Siguieron desempaquetando las cosas de Greg. Unas cuantas fotos y recuerdos, incluyendo una pieza de madera pintada que ella le había regalado, donde se podía leer « PERSEVERANCIA », en letras mayúsculas negritas. Una tonelada de viejos tomos de medicina. Greg se subió a la mesa y fue poniendo en los estantes los libros que Kate le pasaba, de dos en dos o de tres en tres. Casi todos eran libros de texto encuadernados en tela de los tiempos de la facultad de medicina. «La mayoría por leer», reconoció Greg. Los había aún más viejos. Un par de libros de texto de filosofía cubiertos de polvo de cuando iba al instituto. Unos cuantos que se había traído consigo al mudarse. En español.

– ¿Por qué demonios dejas a la vista estas antigüedades? -preguntó Kate.

– Por la misma razón que todos los médicos: nos hace parecer listos.
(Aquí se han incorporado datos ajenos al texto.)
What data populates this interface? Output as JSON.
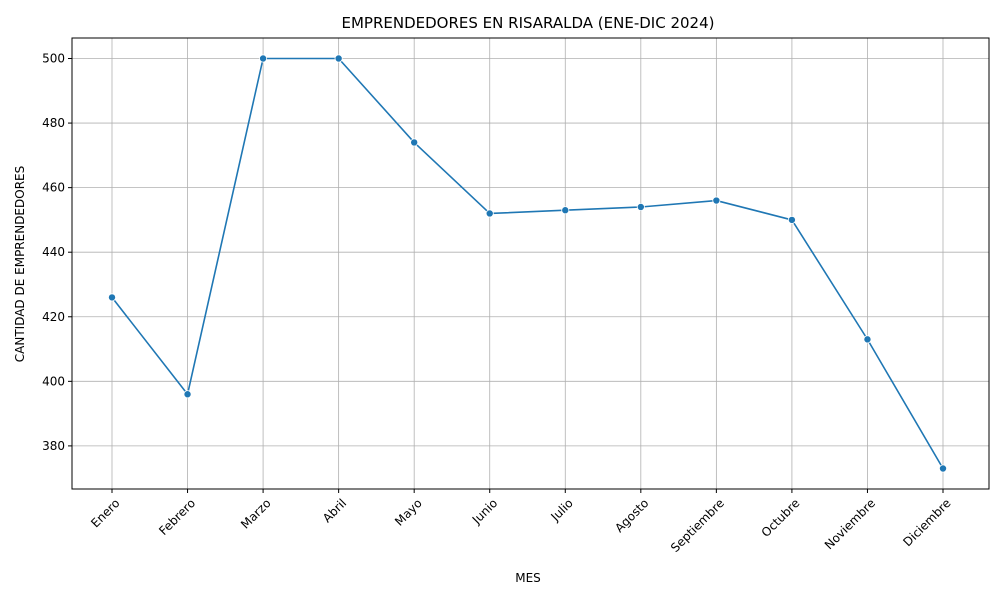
{
  "chart_data": {
    "type": "line",
    "title": "EMPRENDEDORES EN RISARALDA (ENE-DIC 2024)",
    "xlabel": "MES",
    "ylabel": "CANTIDAD DE EMPRENDEDORES",
    "categories": [
      "Enero",
      "Febrero",
      "Marzo",
      "Abril",
      "Mayo",
      "Junio",
      "Julio",
      "Agosto",
      "Septiembre",
      "Octubre",
      "Noviembre",
      "Diciembre"
    ],
    "series": [
      {
        "values": [
          426,
          396,
          500,
          500,
          474,
          452,
          453,
          454,
          456,
          450,
          413,
          373
        ]
      }
    ],
    "ylim": [
      366.65,
      506.35
    ],
    "yticks": [
      380,
      400,
      420,
      440,
      460,
      480,
      500
    ],
    "grid": true,
    "marker": "circle",
    "line_color": "#1f77b4",
    "grid_color": "#b0b0b0"
  }
}
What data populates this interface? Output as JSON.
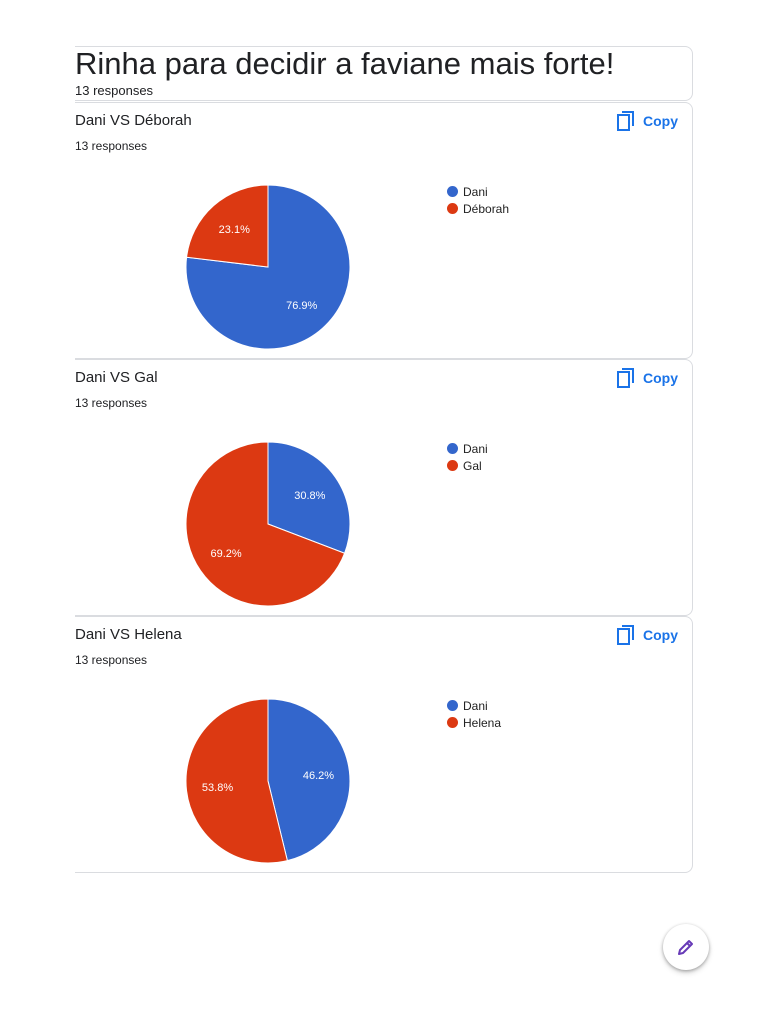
{
  "form": {
    "title": "Rinha para decidir a faviane mais forte!",
    "responses": "13 responses"
  },
  "colors": {
    "blue": "#3366cc",
    "red": "#dc3912",
    "accent": "#1a73e8",
    "fab_icon": "#673ab7"
  },
  "icons": {
    "copy": "copy-icon",
    "edit": "pencil-icon"
  },
  "questions": [
    {
      "title": "Dani VS Déborah",
      "responses": "13 responses",
      "copy_label": "Copy",
      "legend": [
        {
          "label": "Dani",
          "color": "#3366cc"
        },
        {
          "label": "Déborah",
          "color": "#dc3912"
        }
      ]
    },
    {
      "title": "Dani VS Gal",
      "responses": "13 responses",
      "copy_label": "Copy",
      "legend": [
        {
          "label": "Dani",
          "color": "#3366cc"
        },
        {
          "label": "Gal",
          "color": "#dc3912"
        }
      ]
    },
    {
      "title": "Dani VS Helena",
      "responses": "13 responses",
      "copy_label": "Copy",
      "legend": [
        {
          "label": "Dani",
          "color": "#3366cc"
        },
        {
          "label": "Helena",
          "color": "#dc3912"
        }
      ]
    }
  ],
  "chart_data": [
    {
      "type": "pie",
      "title": "Dani VS Déborah",
      "categories": [
        "Dani",
        "Déborah"
      ],
      "values": [
        76.9,
        23.1
      ],
      "labels": [
        "76.9%",
        "23.1%"
      ],
      "colors": [
        "#3366cc",
        "#dc3912"
      ],
      "legend": "right"
    },
    {
      "type": "pie",
      "title": "Dani VS Gal",
      "categories": [
        "Dani",
        "Gal"
      ],
      "values": [
        30.8,
        69.2
      ],
      "labels": [
        "30.8%",
        "69.2%"
      ],
      "colors": [
        "#3366cc",
        "#dc3912"
      ],
      "legend": "right"
    },
    {
      "type": "pie",
      "title": "Dani VS Helena",
      "categories": [
        "Dani",
        "Helena"
      ],
      "values": [
        46.2,
        53.8
      ],
      "labels": [
        "46.2%",
        "53.8%"
      ],
      "colors": [
        "#3366cc",
        "#dc3912"
      ],
      "legend": "right"
    }
  ]
}
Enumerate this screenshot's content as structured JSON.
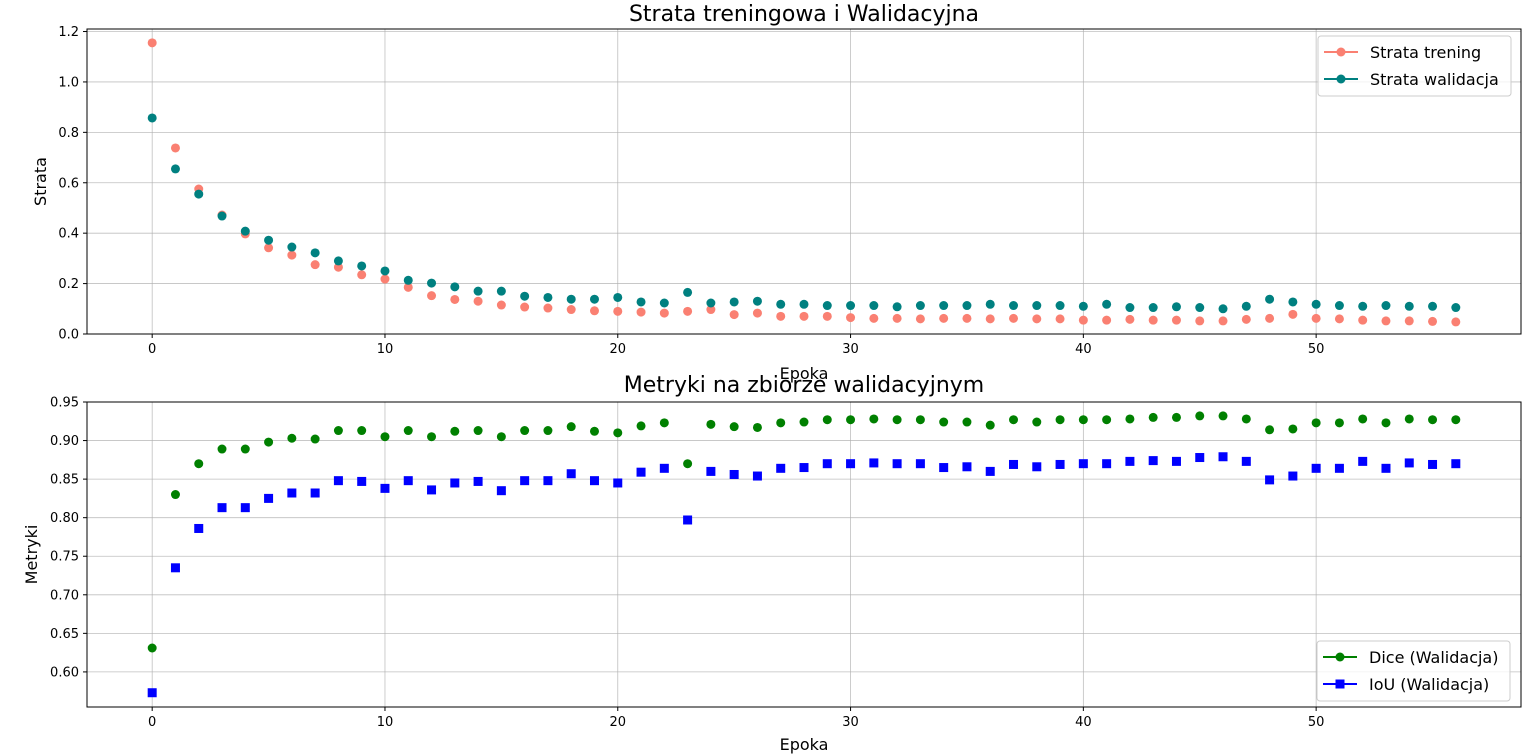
{
  "chart_data": [
    {
      "type": "scatter",
      "title": "Strata treningowa i Walidacyjna",
      "xlabel": "Epoka",
      "ylabel": "Strata",
      "xlim": [
        -2.8,
        58.8
      ],
      "ylim": [
        0.0,
        1.21
      ],
      "xticks": [
        0,
        10,
        20,
        30,
        40,
        50
      ],
      "yticks": [
        0.0,
        0.2,
        0.4,
        0.6,
        0.8,
        1.0,
        1.2
      ],
      "grid": true,
      "legend_position": "top-right",
      "x": [
        0,
        1,
        2,
        3,
        4,
        5,
        6,
        7,
        8,
        9,
        10,
        11,
        12,
        13,
        14,
        15,
        16,
        17,
        18,
        19,
        20,
        21,
        22,
        23,
        24,
        25,
        26,
        27,
        28,
        29,
        30,
        31,
        32,
        33,
        34,
        35,
        36,
        37,
        38,
        39,
        40,
        41,
        42,
        43,
        44,
        45,
        46,
        47,
        48,
        49,
        50,
        51,
        52,
        53,
        54,
        55,
        56
      ],
      "series": [
        {
          "name": "Strata trening",
          "color": "#fa8072",
          "marker": "circle",
          "values": [
            1.155,
            0.738,
            0.575,
            0.472,
            0.397,
            0.342,
            0.313,
            0.275,
            0.265,
            0.235,
            0.218,
            0.185,
            0.152,
            0.137,
            0.13,
            0.115,
            0.107,
            0.103,
            0.097,
            0.092,
            0.09,
            0.087,
            0.083,
            0.09,
            0.097,
            0.077,
            0.083,
            0.07,
            0.07,
            0.07,
            0.065,
            0.062,
            0.062,
            0.06,
            0.062,
            0.062,
            0.06,
            0.062,
            0.06,
            0.06,
            0.055,
            0.055,
            0.058,
            0.055,
            0.055,
            0.052,
            0.052,
            0.058,
            0.062,
            0.078,
            0.062,
            0.06,
            0.055,
            0.052,
            0.052,
            0.05,
            0.048
          ]
        },
        {
          "name": "Strata walidacja",
          "color": "#008080",
          "marker": "circle",
          "values": [
            0.857,
            0.655,
            0.555,
            0.468,
            0.408,
            0.372,
            0.345,
            0.322,
            0.29,
            0.27,
            0.25,
            0.213,
            0.202,
            0.187,
            0.17,
            0.17,
            0.15,
            0.145,
            0.138,
            0.138,
            0.145,
            0.127,
            0.123,
            0.165,
            0.123,
            0.127,
            0.13,
            0.118,
            0.118,
            0.113,
            0.113,
            0.113,
            0.108,
            0.113,
            0.113,
            0.113,
            0.118,
            0.113,
            0.113,
            0.113,
            0.11,
            0.118,
            0.105,
            0.105,
            0.108,
            0.105,
            0.1,
            0.11,
            0.138,
            0.127,
            0.118,
            0.113,
            0.11,
            0.113,
            0.11,
            0.11,
            0.105
          ]
        }
      ]
    },
    {
      "type": "scatter",
      "title": "Metryki na zbiorze walidacyjnym",
      "xlabel": "Epoka",
      "ylabel": "Metryki",
      "xlim": [
        -2.8,
        58.8
      ],
      "ylim": [
        0.5545,
        0.95
      ],
      "xticks": [
        0,
        10,
        20,
        30,
        40,
        50
      ],
      "yticks": [
        0.6,
        0.65,
        0.7,
        0.75,
        0.8,
        0.85,
        0.9,
        0.95
      ],
      "grid": true,
      "legend_position": "bottom-right",
      "x": [
        0,
        1,
        2,
        3,
        4,
        5,
        6,
        7,
        8,
        9,
        10,
        11,
        12,
        13,
        14,
        15,
        16,
        17,
        18,
        19,
        20,
        21,
        22,
        23,
        24,
        25,
        26,
        27,
        28,
        29,
        30,
        31,
        32,
        33,
        34,
        35,
        36,
        37,
        38,
        39,
        40,
        41,
        42,
        43,
        44,
        45,
        46,
        47,
        48,
        49,
        50,
        51,
        52,
        53,
        54,
        55,
        56
      ],
      "series": [
        {
          "name": "Dice (Walidacja)",
          "color": "#008000",
          "marker": "circle",
          "values": [
            0.631,
            0.83,
            0.87,
            0.889,
            0.889,
            0.898,
            0.903,
            0.902,
            0.913,
            0.913,
            0.905,
            0.913,
            0.905,
            0.912,
            0.913,
            0.905,
            0.913,
            0.913,
            0.918,
            0.912,
            0.91,
            0.919,
            0.923,
            0.87,
            0.921,
            0.918,
            0.917,
            0.923,
            0.924,
            0.927,
            0.927,
            0.928,
            0.927,
            0.927,
            0.924,
            0.924,
            0.92,
            0.927,
            0.924,
            0.927,
            0.927,
            0.927,
            0.928,
            0.93,
            0.93,
            0.932,
            0.932,
            0.928,
            0.914,
            0.915,
            0.923,
            0.923,
            0.928,
            0.923,
            0.928,
            0.927,
            0.927
          ]
        },
        {
          "name": "IoU (Walidacja)",
          "color": "#0000ff",
          "marker": "square",
          "values": [
            0.573,
            0.735,
            0.786,
            0.813,
            0.813,
            0.825,
            0.832,
            0.832,
            0.848,
            0.847,
            0.838,
            0.848,
            0.836,
            0.845,
            0.847,
            0.835,
            0.848,
            0.848,
            0.857,
            0.848,
            0.845,
            0.859,
            0.864,
            0.797,
            0.86,
            0.856,
            0.854,
            0.864,
            0.865,
            0.87,
            0.87,
            0.871,
            0.87,
            0.87,
            0.865,
            0.866,
            0.86,
            0.869,
            0.866,
            0.869,
            0.87,
            0.87,
            0.873,
            0.874,
            0.873,
            0.878,
            0.879,
            0.873,
            0.849,
            0.854,
            0.864,
            0.864,
            0.873,
            0.864,
            0.871,
            0.869,
            0.87
          ]
        }
      ]
    }
  ]
}
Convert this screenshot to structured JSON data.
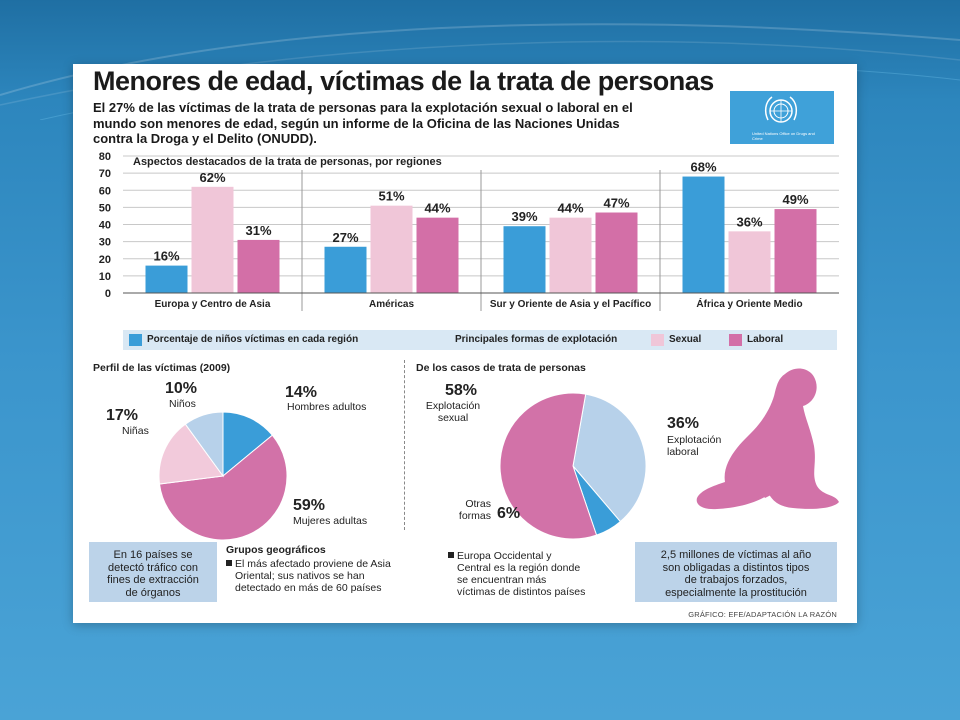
{
  "title": "Menores de edad, víctimas de la trata de personas",
  "subtitle": "El 27% de las víctimas de la trata de personas para la explotación sexual o laboral en el mundo son menores de edad, según un informe de la Oficina de las Naciones Unidas contra la Droga y el Delito (ONUDD).",
  "logo_text": "United Nations Office on Drugs and Crime",
  "colors": {
    "children": "#3a9dd8",
    "sexual": "#f0c6d8",
    "labor": "#d36fa7",
    "pink": "#d272a8",
    "pale_blue": "#b7d1ea",
    "box_blue": "#bcd3e9"
  },
  "chart_data": [
    {
      "type": "bar",
      "title": "Aspectos destacados de la trata de personas, por regiones",
      "categories": [
        "Europa y Centro de Asia",
        "Américas",
        "Sur y Oriente de Asia y el Pacífico",
        "África y Oriente Medio"
      ],
      "series": [
        {
          "name": "Porcentaje de niños víctimas en cada región",
          "values": [
            16,
            27,
            39,
            68
          ],
          "color": "#3a9dd8",
          "labels": [
            "16%",
            "27%",
            "39%",
            "68%"
          ]
        },
        {
          "name": "Sexual",
          "values": [
            62,
            51,
            44,
            36
          ],
          "color": "#f0c6d8",
          "labels": [
            "62%",
            "51%",
            "44%",
            "36%"
          ]
        },
        {
          "name": "Laboral",
          "values": [
            31,
            44,
            47,
            49
          ],
          "color": "#d36fa7",
          "labels": [
            "31%",
            "44%",
            "47%",
            "49%"
          ]
        }
      ],
      "yticks": [
        "0",
        "10",
        "20",
        "30",
        "40",
        "50",
        "60",
        "70",
        "80"
      ],
      "ylim": [
        0,
        80
      ],
      "grid": true
    },
    {
      "type": "pie",
      "title": "Perfil de las víctimas (2009)",
      "slices": [
        {
          "label": "Hombres adultos",
          "value": 14,
          "pct": "14%",
          "color": "#3a9dd8"
        },
        {
          "label": "Mujeres adultas",
          "value": 59,
          "pct": "59%",
          "color": "#d272a8"
        },
        {
          "label": "Niñas",
          "value": 17,
          "pct": "17%",
          "color": "#f2cadb"
        },
        {
          "label": "Niños",
          "value": 10,
          "pct": "10%",
          "color": "#b7d1ea"
        }
      ]
    },
    {
      "type": "pie",
      "title": "De los casos de trata de personas",
      "slices": [
        {
          "label": "Explotación laboral",
          "value": 36,
          "pct": "36%",
          "color": "#b7d1ea"
        },
        {
          "label": "Otras formas",
          "value": 6,
          "pct": "6%",
          "color": "#3a9dd8"
        },
        {
          "label": "Explotación sexual",
          "value": 58,
          "pct": "58%",
          "color": "#d272a8"
        }
      ]
    }
  ],
  "legend": {
    "children": "Porcentaje de niños víctimas en cada región",
    "principal": "Principales formas de explotación",
    "sexual": "Sexual",
    "labor": "Laboral"
  },
  "pie1_labels": {
    "ninos_pct": "10%",
    "ninos": "Niños",
    "hombres_pct": "14%",
    "hombres": "Hombres adultos",
    "ninas_pct": "17%",
    "ninas": "Niñas",
    "mujeres_pct": "59%",
    "mujeres": "Mujeres adultas"
  },
  "pie2_labels": {
    "sexual_pct": "58%",
    "sexual_1": "Explotación",
    "sexual_2": "sexual",
    "laboral_pct": "36%",
    "laboral_1": "Explotación",
    "laboral_2": "laboral",
    "otras_1": "Otras",
    "otras_2": "formas",
    "otras_pct": "6%"
  },
  "bottom": {
    "organs": [
      "En 16 países se",
      "detectó tráfico con",
      "fines de extracción",
      "de órganos"
    ],
    "geo_title": "Grupos geográficos",
    "geo_left": [
      "El más afectado proviene de Asia",
      "Oriental; sus nativos se han",
      "detectado en más de 60 países"
    ],
    "geo_right": [
      "Europa Occidental y",
      "Central es la región donde",
      "se encuentran más",
      "víctimas de distintos países"
    ],
    "forced": [
      "2,5 millones de víctimas al año",
      "son obligadas a distintos tipos",
      "de trabajos forzados,",
      "especialmente la prostitución"
    ]
  },
  "credit": "GRÁFICO: EFE/ADAPTACIÓN LA RAZÓN"
}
Kate se puso de puntillas, tratando de pasarle otros tres.

– Pues toma, Einstein.

De pronto, se le cayó uno de la mano y le dio en el hombro antes de caer al suelo.

– ¿Te has hecho daño? -preguntó Greg.

– No.

Kate se arrodilló. Era un viejo ejemplar de Cien a ñ os de soledad, de Gabriel García Márquez. En español, su lengua materna. Greg debía de haberlo traído de México. Seguramente llevaba años en el fondo de esa vieja caja.

– Eh, mira esto.

Tenía abierta la solapa. En la carátula había un anotado nombre, con tinta descolorida.

Kate se quedó fría.

En ese instante el tiempo se detuvo; fue entonces cuando Kate vio su vida a un lado, una vida que sabía que ahora se quedaba atrás… y algo distinto al otro, algo que no quería ver. Y por mucho que quisiera evitar que pasara, aquel momento no iba a detenerse.

Leyó lo que ponía.

– ¡Kate!

Fue como si le hubieran vaciado de oxígeno los pulmones. O algo parecido al horror de un avión que de repente acelera y desciende en picado… algo escalofriante que lo cambiaba todo, imposible de creer, pero real.